Feng-shui's energetic incursion into popular culture hasn't been limited to the sofas of daytime TV. Celebrity enthusiasts include Richard Branson and the Duchess of York (but would you take tips on interiors from someone who sleeps with a cushion embroidered with the words, "Anyone can be a mother ... it takes someone special to be a mummy"?). In Philip Kerr's best- selling thriller, Gridiron, architects reject the advice of their feng- shui consultant and find that their building has developed a malignant intelligence bent on destroying its occupants. As if that wasn't bad enough, the novel also contains the English novel's first feng-shui sex scene: "`Did the dragon tell you I was coming?' he grinned ... `Of course,' she said, lying back on the bed. `The dragon tells me everything'". Cosmopolitan has offered its readers 10 ways to feng-shui their bedrooms for better sex. Presumably, being watched from your Relationship Corner by your lucky goldfish adds an extra frisson of excitement.

And for anyone who can tidy up with a measure of mystical authority, there's money to be made. In Britain, feng-shui geomancers routinely charge pounds 150-an-hour to advise their clients on how to reposition their home furnishings, and the average three bedroomed house demands between two and five hours of consultation. What you get for your money (which must be handed over in cash in an auspicious red envelope) is an astrological assessment and a list of home improvements that will effect the optimum flow of good chi. Sawing sharp edges off desks, throwing out sickly begonias and installing fish tanks are the sort of alterations that the client can expect to make. If, horror of horrors, you have a toilet installed in your Money Corner, you can compensate with mirrors and a flourishing plant. Keeping the toilet lid down will minimise the escape of chi down the sewage pipes.

For business customers, the recommendations of the geomancer can have more far-reaching consequences than switching the positions of the pouffe and the lava lamp. In Hong Kong, where matters of feng-shui are a corporate priority, the bills can be monstrous: tens of thousands were spent on reconfiguring the entire escalator structure in Sir Norman Foster's Hong Kong and Shanghai Bank, so as to keep the resident dragon happy. Elsewhere on the colony, a legal dispute blew up between the Bank of China and the neighbours of its new HQ: its angular shape is, apparently, a beacon of malignant energy.

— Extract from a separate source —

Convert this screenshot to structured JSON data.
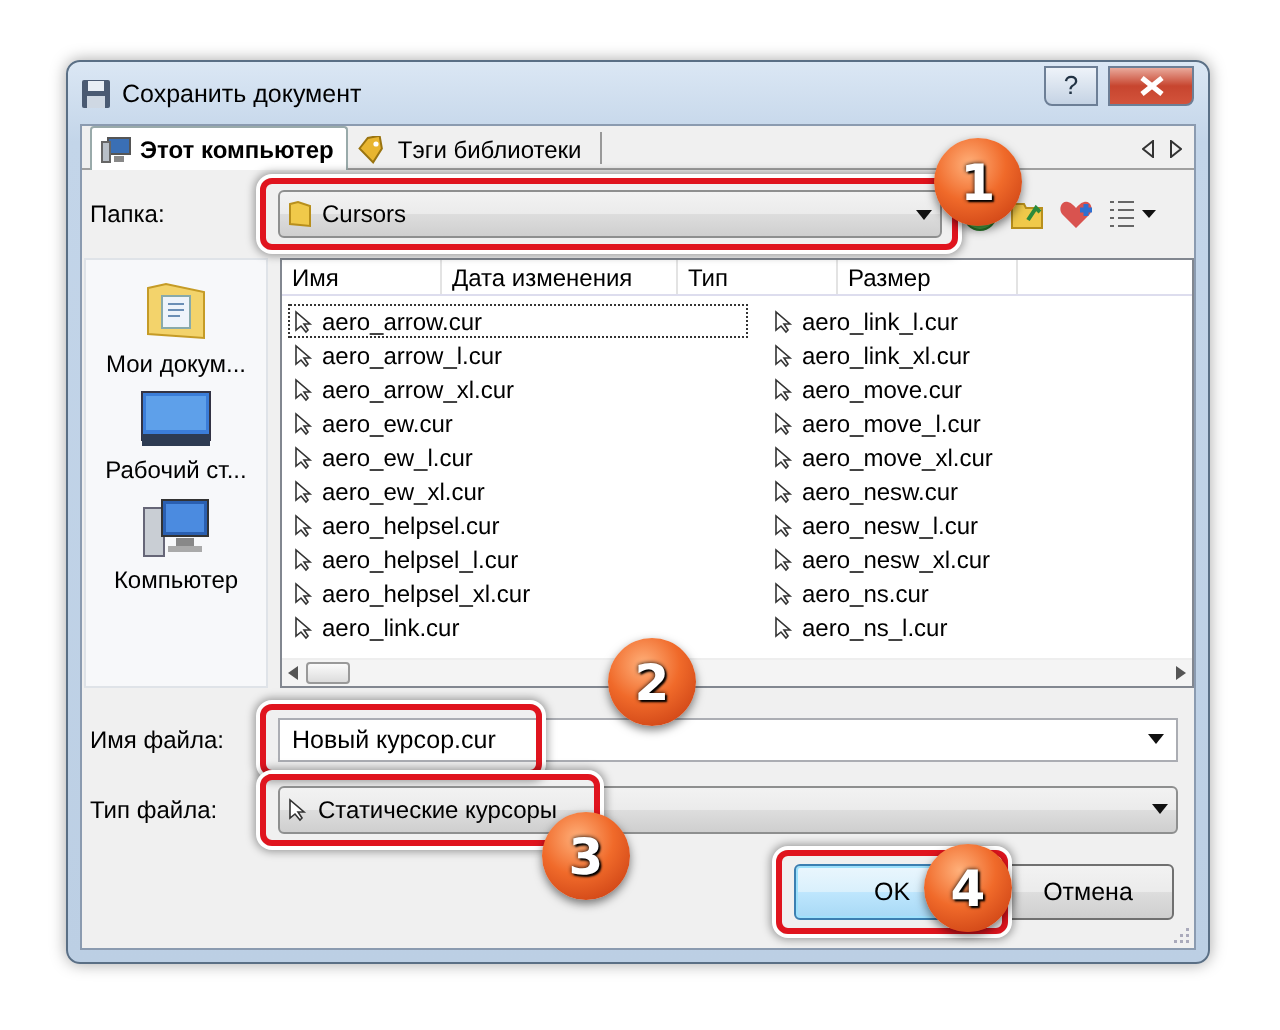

Feng-shui is also being used as a political weapon in the transfer of power from the British to the Chinese. The island's new chief executive, Tung Chee-hwa, has made disparaging noises about the auspiciousness of the domestic arrangements in Government House, which for the past four years has been happy home to Chris and Lavender Patten. And it's not just in Hong Kong - property prices in Vancouver can vary tremendously depending on the status feng-shui accords certain topographical features.

The London-based Feng-Shui Network exists to disseminate knowledge of the technique and promote its good practice in the UK. As there is no registering body for geomancers, the Network is the nearest that the mystic industry has to a regulator. The organisation keeps a list of recommended experts, and can put you in touch with feng-shui hotshots, macrobioticians, acupuncturists and "people who go out and douse for geopathic stress". It's also in the process of setting up a three-year course in geomancy that will help to legitimise the practice for the benefit of both clients and practitioners.

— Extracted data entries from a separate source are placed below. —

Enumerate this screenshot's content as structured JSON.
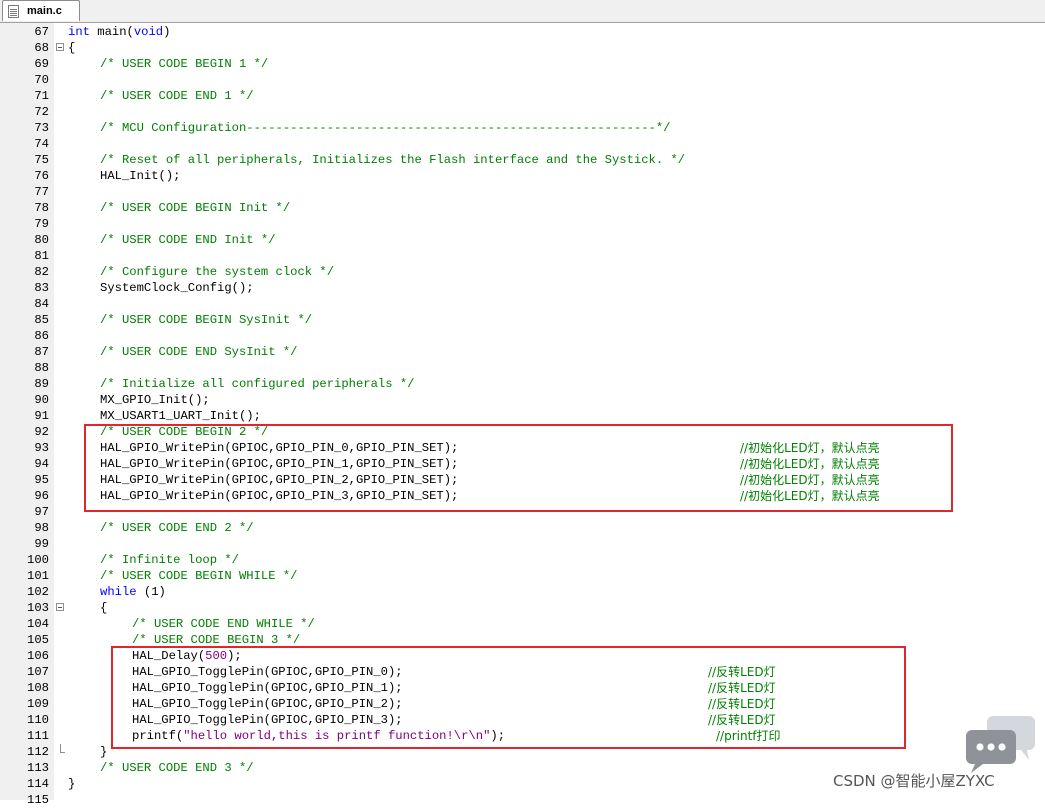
{
  "tab": {
    "filename": "main.c"
  },
  "lines": [
    {
      "n": "67",
      "fold": "",
      "indent": 0,
      "parts": [
        [
          "kw",
          "int"
        ],
        [
          "plain",
          " main("
        ],
        [
          "kw",
          "void"
        ],
        [
          "plain",
          ")"
        ]
      ]
    },
    {
      "n": "68",
      "fold": "open",
      "indent": 0,
      "parts": [
        [
          "plain",
          "{"
        ]
      ]
    },
    {
      "n": "69",
      "fold": "",
      "indent": 4,
      "parts": [
        [
          "cm",
          "/* USER CODE BEGIN 1 */"
        ]
      ]
    },
    {
      "n": "70",
      "fold": "",
      "indent": 0,
      "parts": []
    },
    {
      "n": "71",
      "fold": "",
      "indent": 4,
      "parts": [
        [
          "cm",
          "/* USER CODE END 1 */"
        ]
      ]
    },
    {
      "n": "72",
      "fold": "",
      "indent": 0,
      "parts": []
    },
    {
      "n": "73",
      "fold": "",
      "indent": 4,
      "parts": [
        [
          "cm",
          "/* MCU Configuration--------------------------------------------------------*/"
        ]
      ]
    },
    {
      "n": "74",
      "fold": "",
      "indent": 0,
      "parts": []
    },
    {
      "n": "75",
      "fold": "",
      "indent": 4,
      "parts": [
        [
          "cm",
          "/* Reset of all peripherals, Initializes the Flash interface and the Systick. */"
        ]
      ]
    },
    {
      "n": "76",
      "fold": "",
      "indent": 4,
      "parts": [
        [
          "plain",
          "HAL_Init();"
        ]
      ]
    },
    {
      "n": "77",
      "fold": "",
      "indent": 0,
      "parts": []
    },
    {
      "n": "78",
      "fold": "",
      "indent": 4,
      "parts": [
        [
          "cm",
          "/* USER CODE BEGIN Init */"
        ]
      ]
    },
    {
      "n": "79",
      "fold": "",
      "indent": 0,
      "parts": []
    },
    {
      "n": "80",
      "fold": "",
      "indent": 4,
      "parts": [
        [
          "cm",
          "/* USER CODE END Init */"
        ]
      ]
    },
    {
      "n": "81",
      "fold": "",
      "indent": 0,
      "parts": []
    },
    {
      "n": "82",
      "fold": "",
      "indent": 4,
      "parts": [
        [
          "cm",
          "/* Configure the system clock */"
        ]
      ]
    },
    {
      "n": "83",
      "fold": "",
      "indent": 4,
      "parts": [
        [
          "plain",
          "SystemClock_Config();"
        ]
      ]
    },
    {
      "n": "84",
      "fold": "",
      "indent": 0,
      "parts": []
    },
    {
      "n": "85",
      "fold": "",
      "indent": 4,
      "parts": [
        [
          "cm",
          "/* USER CODE BEGIN SysInit */"
        ]
      ]
    },
    {
      "n": "86",
      "fold": "",
      "indent": 0,
      "parts": []
    },
    {
      "n": "87",
      "fold": "",
      "indent": 4,
      "parts": [
        [
          "cm",
          "/* USER CODE END SysInit */"
        ]
      ]
    },
    {
      "n": "88",
      "fold": "",
      "indent": 0,
      "parts": []
    },
    {
      "n": "89",
      "fold": "",
      "indent": 4,
      "parts": [
        [
          "cm",
          "/* Initialize all configured peripherals */"
        ]
      ]
    },
    {
      "n": "90",
      "fold": "",
      "indent": 4,
      "parts": [
        [
          "plain",
          "MX_GPIO_Init();"
        ]
      ]
    },
    {
      "n": "91",
      "fold": "",
      "indent": 4,
      "parts": [
        [
          "plain",
          "MX_USART1_UART_Init();"
        ]
      ]
    },
    {
      "n": "92",
      "fold": "",
      "indent": 4,
      "parts": [
        [
          "cm",
          "/* USER CODE BEGIN 2 */"
        ]
      ]
    },
    {
      "n": "93",
      "fold": "",
      "indent": 4,
      "parts": [
        [
          "plain",
          "HAL_GPIO_WritePin(GPIOC,GPIO_PIN_0,GPIO_PIN_SET);"
        ]
      ],
      "comment": "//初始化LED灯，默认点亮",
      "ccol": 84
    },
    {
      "n": "94",
      "fold": "",
      "indent": 4,
      "parts": [
        [
          "plain",
          "HAL_GPIO_WritePin(GPIOC,GPIO_PIN_1,GPIO_PIN_SET);"
        ]
      ],
      "comment": "//初始化LED灯，默认点亮",
      "ccol": 84
    },
    {
      "n": "95",
      "fold": "",
      "indent": 4,
      "parts": [
        [
          "plain",
          "HAL_GPIO_WritePin(GPIOC,GPIO_PIN_2,GPIO_PIN_SET);"
        ]
      ],
      "comment": "//初始化LED灯，默认点亮",
      "ccol": 84
    },
    {
      "n": "96",
      "fold": "",
      "indent": 4,
      "parts": [
        [
          "plain",
          "HAL_GPIO_WritePin(GPIOC,GPIO_PIN_3,GPIO_PIN_SET);"
        ]
      ],
      "comment": "//初始化LED灯，默认点亮",
      "ccol": 84
    },
    {
      "n": "97",
      "fold": "",
      "indent": 0,
      "parts": []
    },
    {
      "n": "98",
      "fold": "",
      "indent": 4,
      "parts": [
        [
          "cm",
          "/* USER CODE END 2 */"
        ]
      ]
    },
    {
      "n": "99",
      "fold": "",
      "indent": 0,
      "parts": []
    },
    {
      "n": "100",
      "fold": "",
      "indent": 4,
      "parts": [
        [
          "cm",
          "/* Infinite loop */"
        ]
      ]
    },
    {
      "n": "101",
      "fold": "",
      "indent": 4,
      "parts": [
        [
          "cm",
          "/* USER CODE BEGIN WHILE */"
        ]
      ]
    },
    {
      "n": "102",
      "fold": "",
      "indent": 4,
      "parts": [
        [
          "kw",
          "while"
        ],
        [
          "plain",
          " (1)"
        ]
      ]
    },
    {
      "n": "103",
      "fold": "open",
      "indent": 4,
      "parts": [
        [
          "plain",
          "{"
        ]
      ]
    },
    {
      "n": "104",
      "fold": "",
      "indent": 8,
      "parts": [
        [
          "cm",
          "/* USER CODE END WHILE */"
        ]
      ]
    },
    {
      "n": "105",
      "fold": "",
      "indent": 8,
      "parts": [
        [
          "cm",
          "/* USER CODE BEGIN 3 */"
        ]
      ]
    },
    {
      "n": "106",
      "fold": "",
      "indent": 8,
      "parts": [
        [
          "plain",
          "HAL_Delay("
        ],
        [
          "num",
          "500"
        ],
        [
          "plain",
          ");"
        ]
      ]
    },
    {
      "n": "107",
      "fold": "",
      "indent": 8,
      "parts": [
        [
          "plain",
          "HAL_GPIO_TogglePin(GPIOC,GPIO_PIN_0);"
        ]
      ],
      "comment": "//反转LED灯",
      "ccol": 80
    },
    {
      "n": "108",
      "fold": "",
      "indent": 8,
      "parts": [
        [
          "plain",
          "HAL_GPIO_TogglePin(GPIOC,GPIO_PIN_1);"
        ]
      ],
      "comment": "//反转LED灯",
      "ccol": 80
    },
    {
      "n": "109",
      "fold": "",
      "indent": 8,
      "parts": [
        [
          "plain",
          "HAL_GPIO_TogglePin(GPIOC,GPIO_PIN_2);"
        ]
      ],
      "comment": "//反转LED灯",
      "ccol": 80
    },
    {
      "n": "110",
      "fold": "",
      "indent": 8,
      "parts": [
        [
          "plain",
          "HAL_GPIO_TogglePin(GPIOC,GPIO_PIN_3);"
        ]
      ],
      "comment": "//反转LED灯",
      "ccol": 80
    },
    {
      "n": "111",
      "fold": "",
      "indent": 8,
      "parts": [
        [
          "plain",
          "printf("
        ],
        [
          "str",
          "\"hello world,this is printf function!\\r\\n\""
        ],
        [
          "plain",
          ");"
        ]
      ],
      "comment": "//printf打印",
      "ccol": 81
    },
    {
      "n": "112",
      "fold": "end",
      "indent": 4,
      "parts": [
        [
          "plain",
          "}"
        ]
      ]
    },
    {
      "n": "113",
      "fold": "",
      "indent": 4,
      "parts": [
        [
          "cm",
          "/* USER CODE END 3 */"
        ]
      ]
    },
    {
      "n": "114",
      "fold": "",
      "indent": 0,
      "parts": [
        [
          "plain",
          "}"
        ]
      ]
    },
    {
      "n": "115",
      "fold": "",
      "indent": 0,
      "parts": []
    }
  ],
  "watermark": "CSDN @智能小屋ZYXC",
  "colors": {
    "keyword": "#0000ff",
    "comment": "#008000",
    "string": "#800080",
    "highlight_box": "#e0272f"
  }
}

In the United States, this move towards officialisation is well under way. Two Californian universities offer courses in feng-shui, overseen by Master Larry Sang, founder of the American Feng-Shui Institute. Grinning, tuxedo-clad from his Internet Homepage, he asserts himself as the follower of "a legitimate scientific discipline", but adds a warning that "feng- shui charlatans continue to shroud their ignorance in clouds of mystery and ritual". But how do you spot a charlatan? How can the consumer know that the ba-gua is being tended by a paid-up member of the Tantric Black Sect, or being shanghaied by some poorly-trained cowboy practitioner who'll charge you pounds 150 to tell you where to stick your wind-chimes? And if Bernard Manning can register as a race relations counsellor (as the BBC's Watchdog consumer affairs programme proved recently), then there's little to stop you or me advertising a feng-shui service in the window of the post office and watching the cash of the gullible drop on to the doormat.

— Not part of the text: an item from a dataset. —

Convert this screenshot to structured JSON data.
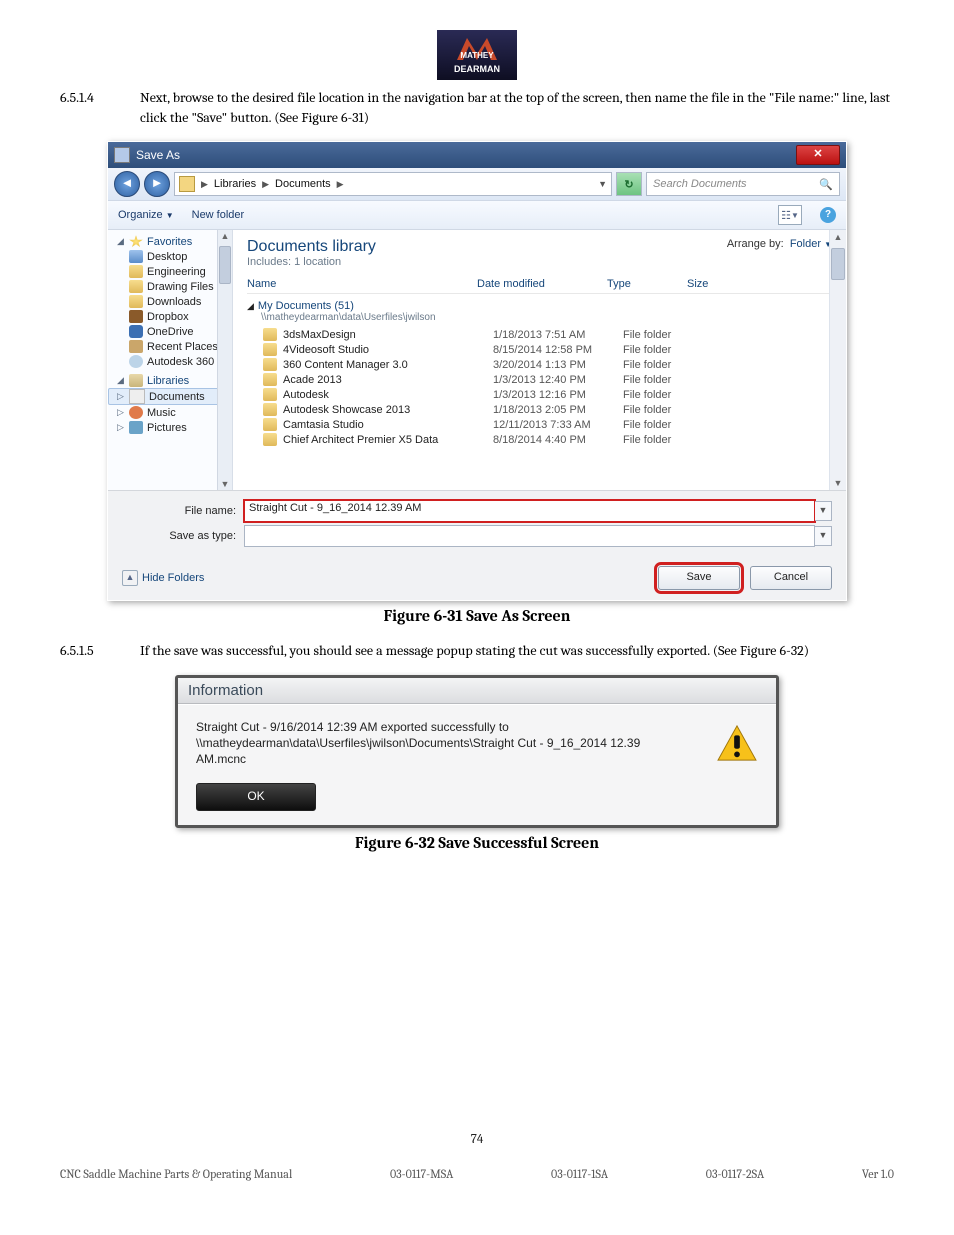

The Feng-Shui Network offers this advice: "Ask them where they trained. Ask about their background - but it's really a matter of intuition. You've got to look within before inviting someone into your home." A rather less recondite method might be to ring the Network and order one of their information packs. And you're probably in safe hands, as their employees practice what they preach: "I had a feng-shui consultant come into my flat four years ago, and my boyfriend and I split up a week later." Oh dear. Perhaps it was the same practitioner who feng-shui'd Highgrove for the Prince and Princess of Wales. There's a happy ending: "He told me where the best place was to put my meditation stool, and I then knew what I had to do. I'm now in a very supportive and loving relationship and my Relationship Corner is lovely. I have a Chagall picture of a couple and one from The Lion King. It's of Simba and his mate kissing. I love that film".

For Ruth's employers, the discovery of pounds 4,000 in a forgotten bank account followed their implementation of the geomancer's recommendations. Fortunately for their au pair, this hasn't turned their fetish into a domestic tyranny. "You shouldn't take it too far," warns Ruth. "It's no fun to live in a place if you walk in and can't hear yourself speak for wind chimes." One of their neighbours has a less credulous attitude: "The woman over the road said she thinks that a feng-shui program should go on the government budget, so that people can go round hospitals sprinkling sea water and rose petals and clapping in the corners to dissipate the bad energy." Pain and suffering collects in the walls, apparently. "It might cheer people up, I suppose," reflects Ruth. "I'd laugh if I was sitting in bed and someone came round the place doing all that."

8 Feng-Shui Network: 0171 935 8935.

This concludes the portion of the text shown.